Don’t Resist God’s Discipline—You Can Submit to God (12:9-10)

•Hebrews 12:9–10 (ESV) Besides this, we have had earthly fathers who disciplined us and we respected them. Shall we not much more be subject to the Father of spirits and live? 10 For they disciplined us for a short time as it seemed best to them, but he disciplines us for our good, that we may share his holiness.

This passage makes an argument from the lesser human relationship to the greater. Our fathers might have poorly disciplined, but we still submitted to them. Can’t we also submit to our heavenly Father? With our human fathers it was their duty to discipline us and our duty to submit. Your father might not have disciplined well, or you might not have submitted well, but those were the responsibilities. Therefore, submit to the God that does discipline well.

Don’t resist God’s discipline. Why? Because…

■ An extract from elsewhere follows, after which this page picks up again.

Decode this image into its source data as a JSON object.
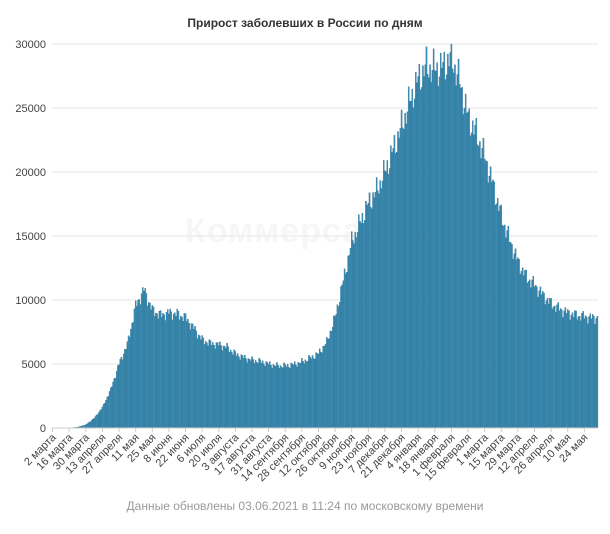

God is Wiser Than Your Father

Your dad may have been mistaken in his discipline, but your heavenly Father will never impose any discipline that isn’t for your good. God doesn’t make arbitrary judgments.

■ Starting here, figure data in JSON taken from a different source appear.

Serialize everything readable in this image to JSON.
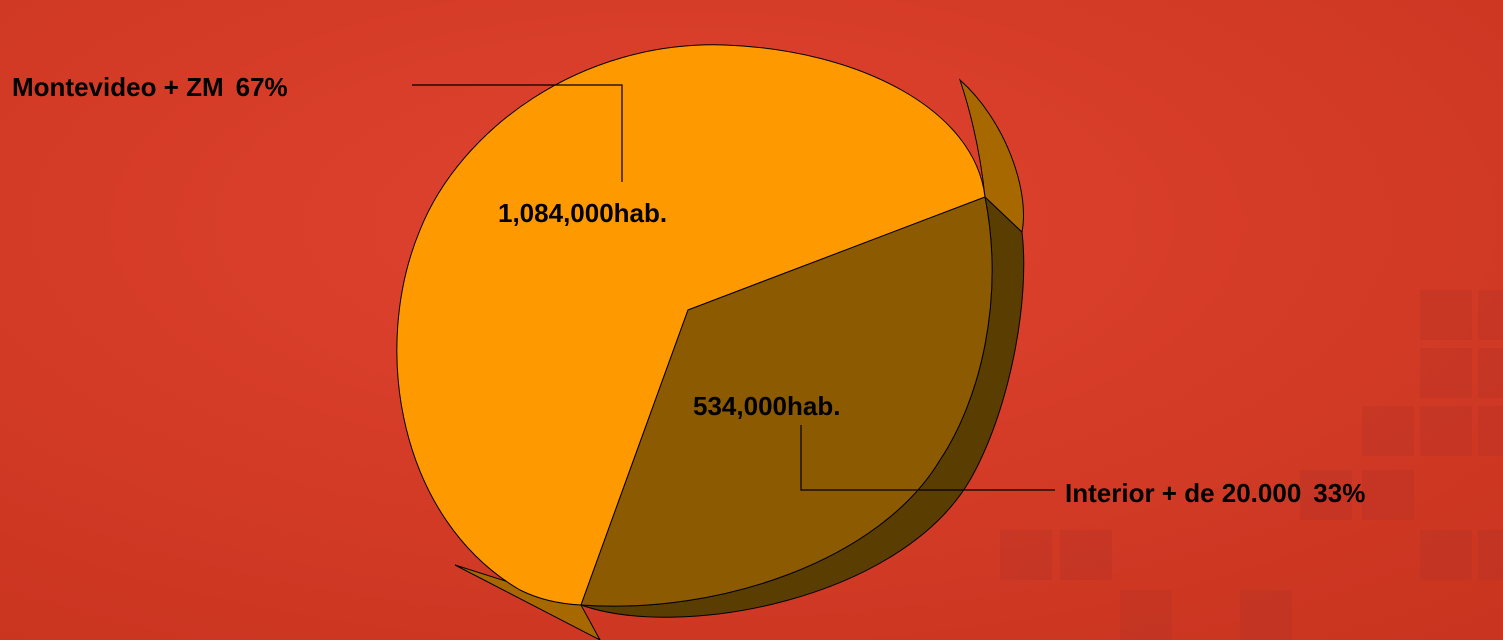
{
  "chart_data": {
    "type": "pie",
    "style": "3d",
    "slices": [
      {
        "label": "Montevideo + ZM",
        "percent": "67%",
        "value_label": "1,084,000hab.",
        "value": 1084000,
        "color": "#ff9900"
      },
      {
        "label": "Interior + de 20.000",
        "percent": "33%",
        "value_label": "534,000hab.",
        "value": 534000,
        "color": "#8c5a00"
      }
    ]
  },
  "colors": {
    "background": "#d83e2b",
    "background_dark": "#c3341f",
    "edge_light": "#a86800",
    "edge_dark": "#5a3d00",
    "leader_line": "#000000"
  }
}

God’s Purpose Is Better Than Your Father’s

Your dad was a sinner. So he made decisions about discipline that were often at least tainted by sin. That means that sometimes he disciplined you for his own convenience. Sometimes it wasn’t about your character, it was about what was best for him.

But God has no such limitation. God disciplines so we may grow in holiness. We are to become like Him. Your trouble is used by God to make you grow into holiness.

Don’t Focus on the Pain—the Result of Discipline Is Worth the Trouble (12:11)

•Hebrews 12:11 (ESV) For the moment all discipline seems painful rather than pleasant, but later it yields the peaceful fruit of righteousness to those who have been trained by it.

In the moment, nobody enjoys discipline. When we’re in the midst of God’s discipline, it’s easy to focus only on the pain. Sometimes it does hurt so much. We lose something that we really value. God uses the pain to conform us to Christ’s image, but at the time, it doesn’t seem worth it to us.

But it bears good fruit. The outcome of suffering is substantial and pleasant. The period of discipline is followed by one of joy. We grow in righteousness through discipline. When reinterpreting our suffering this way, we can actually submit to it in the present. “Peaceful” reflects that the man that believes God’s discipline is designed for his good will cease to feel resentful and rebellious.

Pain wakes us up. God doesn’t waste pain, but He also doesn’t avoid it either. It’s a tool to make us grow. You and I wouldn’t have near the desire to grow if it weren’t for God’s discipline in our lives.

Don’t focus on your pain; instead think about the good fruit that God is growing in your life. Listen, God disciplines His children…and it’s good.